Im Bereich der Objektforschung mit wissenschaftlichen Instrumenten sind sogenannte Objektbiografien fest etablierte methodische Zugänge. Wissenschaftliche Instrumente wandeln im Laufe ihres Lebenszyklus häufig ihren Charakter bzw. verfügen sie über mehrere Leben: Als Forschungsinstrument, Lehrinstrument und schließlich als Museumsobjekt. Auf einer jeden ebene „kommuniziert“ das Objekt anders mit seiner Umwelt und weißt andere Deutungskontexte auf.

 

Letztlich ist die Biografie als methodische Metapher eine Hilfe die Vielschichtigkeit unterschiedlicher Forschungsgegenstände – auch nicht menschlicher- in ein Narrativ einzubinden. Dabei ist die Metapher nicht um ihrer Selbstwillen auf die Spitze zu treiben, sondern muss sich an ihrer Erklärungsmächtigkeit orientieren. Aufgrund der hohen Qualität der Beiträge ist die Herausgabe eines Sammelbandes geplant. Der Springerverlag (Heidelberg) hat bereits Interesse geäußert.

 

Als Bonbon des Workshops präsentierten sich zentrale Archive (Nobel Archives, American Institute of Physics, Deutsche Physikalische Gesellschaft, Niels Bohr Archives, Deutsches Museum München) in einer abendlichen Round Table Diskussion. Auch diese locker informative Runde wurde wohlwollend aufgenommen. Neben den Sachinformationen, z.B. zum jeweiligen Sammlungsprofil, wurden von den Juniors die verschiedenen Fördermöglichkeiten der Archive für Forschungsaufenthalte interessiert zu Kenntnis genommen.

 

Zu dem Erfolg des Workshops hat der Tagungsort, das Physikzentrum Bad Honnef, wesentlich beigetragen.
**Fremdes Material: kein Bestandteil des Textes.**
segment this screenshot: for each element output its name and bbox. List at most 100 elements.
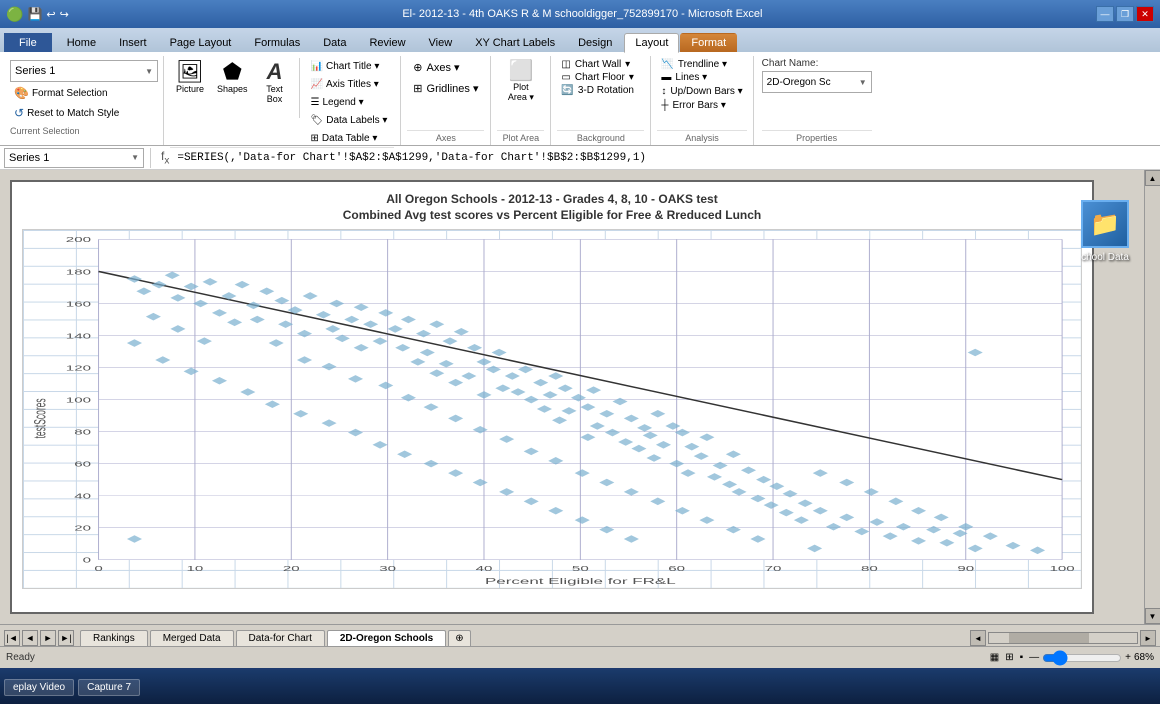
scroll-left-button[interactable]: ◄ (970, 630, 986, 646)
sheet-next-button[interactable]: ► (40, 630, 56, 646)
error-bars-button[interactable]: ┼ Error Bars ▾ (657, 99, 746, 112)
svg-text:testScores: testScores (30, 398, 49, 438)
axes-button[interactable]: ⊕ Axes ▾ (408, 58, 464, 77)
sheet-tab-rankings[interactable]: Rankings (80, 630, 148, 646)
chart-wall-button[interactable]: ◫ Chart Wall ▾ (557, 58, 644, 71)
format-selection-icon: 🎨 (14, 86, 29, 100)
background-group: ◫ Chart Wall ▾ ▭ Chart Floor ▾ 🔄 3-D Rot… (551, 56, 651, 145)
scroll-up-button[interactable]: ▲ (1145, 170, 1160, 186)
status-bar: Ready ▦ ⊞ ▪ — + 68% (0, 646, 1160, 668)
chart-plot-area: testScores (22, 229, 1082, 589)
picture-button[interactable]: 🖼 Picture (170, 58, 210, 97)
axis-titles-icon: 📈 (311, 79, 323, 90)
tab-view[interactable]: View (418, 33, 464, 52)
tab-layout[interactable]: Layout (624, 33, 679, 53)
textbox-icon: A (267, 61, 283, 83)
sheet-tab-merged-data[interactable]: Merged Data (150, 630, 234, 646)
chart-container[interactable]: All Oregon Schools - 2012-13 - Grades 4,… (10, 180, 1094, 614)
series-selector[interactable]: Series 1 ▼ (10, 60, 158, 82)
plot-area-button[interactable]: ⬜ PlotArea ▾ (501, 58, 541, 106)
separator-1 (299, 58, 300, 118)
scatter-chart-svg: testScores (23, 230, 1081, 588)
tab-insert[interactable]: Insert (108, 33, 158, 52)
scroll-track[interactable] (1145, 186, 1160, 608)
restore-button[interactable]: ❐ (1116, 6, 1134, 22)
axes-group: ⊕ Axes ▾ ⊞ Gridlines ▾ Axes (401, 56, 491, 145)
desktop-icon-school-data[interactable]: 📁 chool Data (1070, 200, 1140, 263)
scroll-right-button[interactable]: ► (1140, 630, 1156, 646)
axis-titles-button[interactable]: 📈 Axis Titles ▾ (304, 76, 395, 93)
text-box-button[interactable]: A TextBox (255, 58, 295, 107)
data-labels-button[interactable]: 🏷 Data Labels ▾ (304, 112, 395, 129)
quick-access-save[interactable]: 💾 (27, 7, 42, 21)
vertical-scrollbar[interactable]: ▲ ▼ (1144, 170, 1160, 624)
view-break-icon[interactable]: ▪ (1020, 652, 1024, 663)
lines-button[interactable]: ▬ Lines ▾ (657, 71, 746, 84)
zoom-in-button[interactable]: + (1125, 652, 1131, 663)
format-selection-button[interactable]: 🎨 Format Selection (10, 84, 158, 102)
reset-to-match-button[interactable]: ↺ Reset to Match Style (10, 104, 158, 122)
close-button[interactable]: ✕ (1136, 6, 1154, 22)
updown-bars-button[interactable]: ↕ Up/Down Bars ▾ (657, 85, 746, 98)
insert-group: 🖼 Picture ⬟ Shapes A TextBox 📊 Chart Tit… (164, 56, 401, 145)
name-box[interactable]: Series 1 ▼ (4, 148, 144, 168)
title-bar-controls: — ❐ ✕ (1096, 6, 1154, 22)
sheet-tab-oregon-schools[interactable]: 2D-Oregon Schools (327, 630, 446, 646)
quick-access-undo[interactable]: ↩ (46, 8, 55, 21)
chart-floor-icon: ▭ (561, 72, 570, 83)
tab-formulas[interactable]: Formulas (243, 33, 311, 52)
view-layout-icon[interactable]: ⊞ (1005, 652, 1013, 663)
shapes-button[interactable]: ⬟ Shapes (212, 58, 253, 97)
horizontal-scroll-track[interactable] (988, 632, 1138, 644)
data-table-button[interactable]: ⊞ Data Table ▾ (304, 130, 395, 147)
scroll-down-button[interactable]: ▼ (1145, 608, 1160, 624)
chart-name-box[interactable]: 2D-Oregon Sc ▼ (762, 71, 872, 93)
sheet-nav-controls: |◄ ◄ ► ►| (4, 630, 74, 646)
chart-floor-button[interactable]: ▭ Chart Floor ▾ (557, 71, 644, 84)
tab-xy-chart-labels[interactable]: XY Chart Labels (464, 33, 566, 52)
sheet-tab-new[interactable]: ⊕ (448, 630, 470, 646)
legend-button[interactable]: ☰ Legend ▾ (304, 94, 395, 111)
trendline-button[interactable]: 📉 Trendline ▾ (657, 58, 746, 71)
legend-icon: ☰ (311, 97, 320, 108)
tab-review[interactable]: Review (358, 33, 416, 52)
tab-design[interactable]: Design (567, 33, 623, 52)
svg-text:200: 200 (66, 235, 92, 244)
zoom-out-button[interactable]: — (1029, 652, 1039, 663)
svg-text:100: 100 (1050, 564, 1076, 573)
lines-icon: ▬ (661, 72, 671, 83)
svg-text:70: 70 (765, 564, 782, 573)
chart-name-arrow: ▼ (859, 78, 867, 87)
chart-title-button[interactable]: 📊 Chart Title ▾ (304, 58, 395, 75)
svg-text:40: 40 (476, 564, 493, 573)
formula-divider (150, 148, 151, 168)
tab-home[interactable]: Home (56, 33, 107, 52)
quick-access-redo[interactable]: ↪ (60, 8, 69, 21)
horizontal-scroll-thumb[interactable] (1009, 633, 1089, 643)
sheet-first-button[interactable]: |◄ (4, 630, 20, 646)
main-content: All Oregon Schools - 2012-13 - Grades 4,… (0, 170, 1160, 624)
chart-wall-icon: ◫ (561, 59, 570, 70)
sheet-tab-data-for-chart[interactable]: Data-for Chart (236, 630, 325, 646)
zoom-slider-input[interactable] (1042, 650, 1122, 666)
3d-rotation-button[interactable]: 🔄 3-D Rotation (557, 84, 644, 97)
plot-area-group: ⬜ PlotArea ▾ Plot Area (491, 56, 551, 145)
taskbar-item-capture[interactable]: Capture 7 (78, 679, 140, 696)
tab-file[interactable]: File (4, 33, 52, 52)
trendline-icon: 📉 (661, 59, 673, 70)
tab-data[interactable]: Data (312, 33, 357, 52)
excel-icon: 🟢 (6, 6, 23, 23)
sheet-prev-button[interactable]: ◄ (22, 630, 38, 646)
lines-group: ▬ Lines ▾ ↕ Up/Down Bars ▾ ┼ Error Bars … (657, 71, 746, 112)
sheet-last-button[interactable]: ►| (58, 630, 74, 646)
svg-text:60: 60 (668, 564, 685, 573)
formula-input[interactable] (177, 148, 1156, 168)
gridlines-button[interactable]: ⊞ Gridlines ▾ (408, 79, 483, 98)
taskbar-item-replay[interactable]: eplay Video (4, 679, 74, 696)
svg-text:0: 0 (94, 564, 103, 573)
view-normal-icon[interactable]: ▦ (990, 652, 999, 663)
fx-icon[interactable]: fx (157, 149, 173, 166)
tab-format[interactable]: Format (680, 33, 737, 52)
minimize-button[interactable]: — (1096, 6, 1114, 22)
tab-page-layout[interactable]: Page Layout (159, 33, 243, 52)
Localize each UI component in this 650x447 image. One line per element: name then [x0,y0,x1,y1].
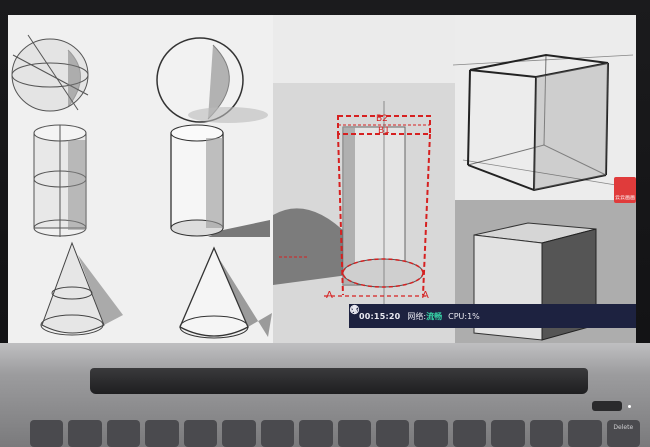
key[interactable] [568,420,602,447]
network-label: 网络: [407,311,427,321]
network-status: 流畅 [426,311,443,321]
key[interactable] [337,420,371,447]
key[interactable] [260,420,295,447]
key[interactable] [30,420,64,447]
label-a-right: A [422,290,429,301]
label-a-left: A [326,290,333,301]
key[interactable] [106,420,141,447]
key[interactable] [145,420,179,447]
cpu-readout: CPU:1% [448,312,480,321]
key[interactable] [68,420,102,447]
key[interactable] [375,420,410,447]
keyboard-row: Delete [30,420,640,447]
label-b1: B1 [378,126,390,136]
power-led [628,405,631,408]
watermark-text: 云云画画 [614,195,635,201]
cpu-value: 1% [467,311,480,321]
cylinder-sketch-construction [33,124,87,237]
key[interactable] [222,420,256,447]
laptop-hinge [90,368,588,394]
close-icon[interactable] [349,304,360,315]
label-b2: B2 [376,114,388,124]
key[interactable] [491,420,525,447]
key[interactable] [183,420,218,447]
brand-watermark: 云云画画 [614,177,636,203]
laptop-screen: B2 B1 A A 云云画画 00:15:20 网络: 流畅 CPU:1% [8,15,636,343]
key[interactable] [414,420,448,447]
key[interactable] [529,420,564,447]
sketch-collage: B2 B1 A A [8,15,636,343]
key[interactable] [299,420,333,447]
power-button[interactable] [592,401,622,411]
elapsed-time: 00:15:20 [359,311,401,321]
recording-status-bar: 00:15:20 网络: 流畅 CPU:1% [349,304,636,328]
key[interactable] [452,420,487,447]
cpu-label: CPU: [448,311,468,321]
delete-key[interactable]: Delete [606,420,640,447]
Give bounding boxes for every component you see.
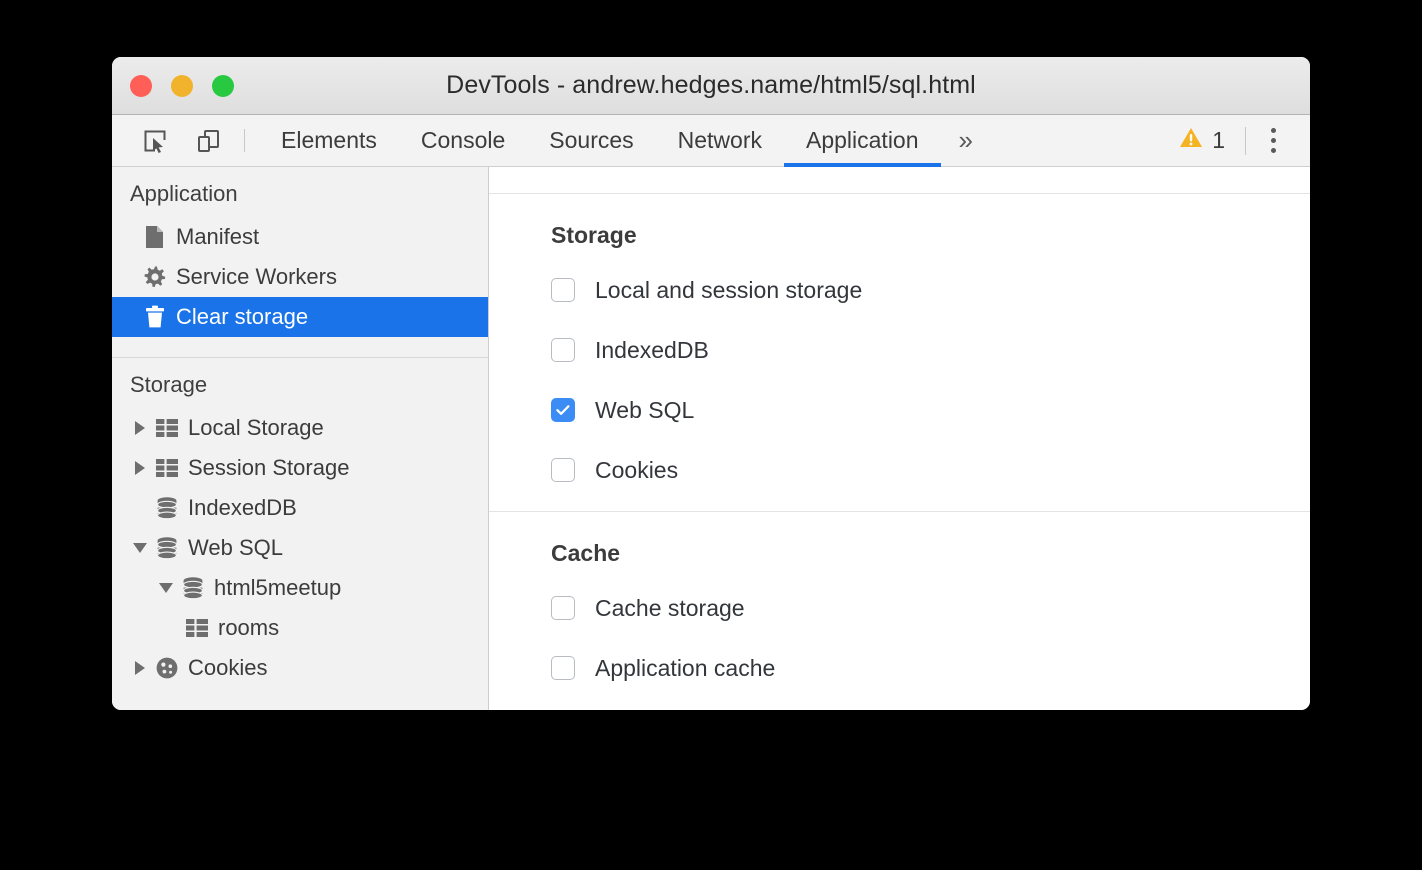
checkbox-web-sql[interactable] <box>551 398 575 422</box>
database-icon <box>152 536 182 560</box>
checkbox-cookies[interactable] <box>551 458 575 482</box>
devtools-body: Application Manifest Service <box>112 167 1310 710</box>
warning-triangle-icon <box>1178 125 1204 156</box>
sidebar-item-web-sql-label: Web SQL <box>188 535 283 561</box>
tab-sources[interactable]: Sources <box>527 115 655 166</box>
sidebar-item-web-sql[interactable]: Web SQL <box>112 528 488 568</box>
chevron-down-icon[interactable] <box>154 583 178 593</box>
chevron-down-icon[interactable] <box>128 543 152 553</box>
toolbar-right-divider <box>1245 127 1246 155</box>
sidebar-item-rooms[interactable]: rooms <box>112 608 488 648</box>
cache-section: Cache Cache storage Application cache <box>489 511 1310 709</box>
sidebar-item-rooms-label: rooms <box>218 615 279 641</box>
sidebar-item-html5meetup[interactable]: html5meetup <box>112 568 488 608</box>
checkbox-cache-storage[interactable] <box>551 596 575 620</box>
chevron-right-icon[interactable] <box>128 661 152 675</box>
tab-application-label: Application <box>806 127 919 154</box>
sidebar-item-local-storage-label: Local Storage <box>188 415 324 441</box>
kebab-dot-1 <box>1271 128 1276 133</box>
sidebar-item-indexeddb-label: IndexedDB <box>188 495 297 521</box>
devtools-window: DevTools - andrew.hedges.name/html5/sql.… <box>112 57 1310 710</box>
checkbox-indexeddb[interactable] <box>551 338 575 362</box>
sidebar-item-session-storage[interactable]: Session Storage <box>112 448 488 488</box>
sidebar-group-application-title: Application <box>112 167 488 217</box>
sidebar-group-storage-title: Storage <box>112 358 488 408</box>
database-icon <box>178 576 208 600</box>
sidebar-item-cookies[interactable]: Cookies <box>112 648 488 688</box>
tab-console[interactable]: Console <box>399 115 527 166</box>
table-icon <box>152 418 182 438</box>
kebab-dot-2 <box>1271 138 1276 143</box>
tab-sources-label: Sources <box>549 127 633 154</box>
database-icon <box>152 496 182 520</box>
checkbox-cache-storage-label: Cache storage <box>595 595 745 622</box>
table-icon <box>152 458 182 478</box>
tab-network[interactable]: Network <box>656 115 784 166</box>
toolbar-icon-group <box>112 115 228 166</box>
checkbox-row-cookies[interactable]: Cookies <box>551 451 1310 489</box>
chevron-right-icon[interactable] <box>128 421 152 435</box>
cache-section-heading: Cache <box>551 540 1310 567</box>
storage-section-heading: Storage <box>551 222 1310 249</box>
inspect-element-icon[interactable] <box>136 122 174 160</box>
sidebar-item-service-workers-label: Service Workers <box>176 264 337 290</box>
sidebar-item-clear-storage-label: Clear storage <box>176 304 308 330</box>
checkbox-application-cache-label: Application cache <box>595 655 775 682</box>
checkbox-row-web-sql[interactable]: Web SQL <box>551 391 1310 429</box>
application-sidebar: Application Manifest Service <box>112 167 489 710</box>
tab-console-label: Console <box>421 127 505 154</box>
kebab-dot-3 <box>1271 148 1276 153</box>
more-tabs-button[interactable]: » <box>941 115 991 166</box>
maximize-window-button[interactable] <box>212 75 234 97</box>
clear-storage-panel: Storage Local and session storage Indexe… <box>489 167 1310 710</box>
tab-elements[interactable]: Elements <box>259 115 399 166</box>
checkbox-local-and-session-storage-label: Local and session storage <box>595 277 862 304</box>
sidebar-item-session-storage-label: Session Storage <box>188 455 349 481</box>
warning-indicator[interactable]: 1 <box>1168 125 1235 156</box>
gear-icon <box>140 265 170 289</box>
checkbox-row-local-and-session-storage[interactable]: Local and session storage <box>551 271 1310 309</box>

Über die reine Tagungszeit hinaus, wurden hier Kontakte geknüpft, Diskussionen geführt, gemeinsame Projekte entwickelt. Für den reibungslosen Ablauf sei den Mitarbeitern des PBH herzlichst gedankt. Möglich wurde der Workshop erst durch eine gemeinsame Finanzierung durch die Deutsche Physikalische Gesellschaft und die Wilhelm und Else Heraeus-Stiftung. Auch hier sei für die Unterstützung herzlichst gedankt!

 

Die Ergebnisse des Workshops werden im Springer Verlag, Heidelberg, publiziert. Bis zum Erscheinen bitte noch etwas Geduld oder ein Blick auf die Webseiten des Fachverbandes Geschichte der Physik der DPG für mehr Informationen.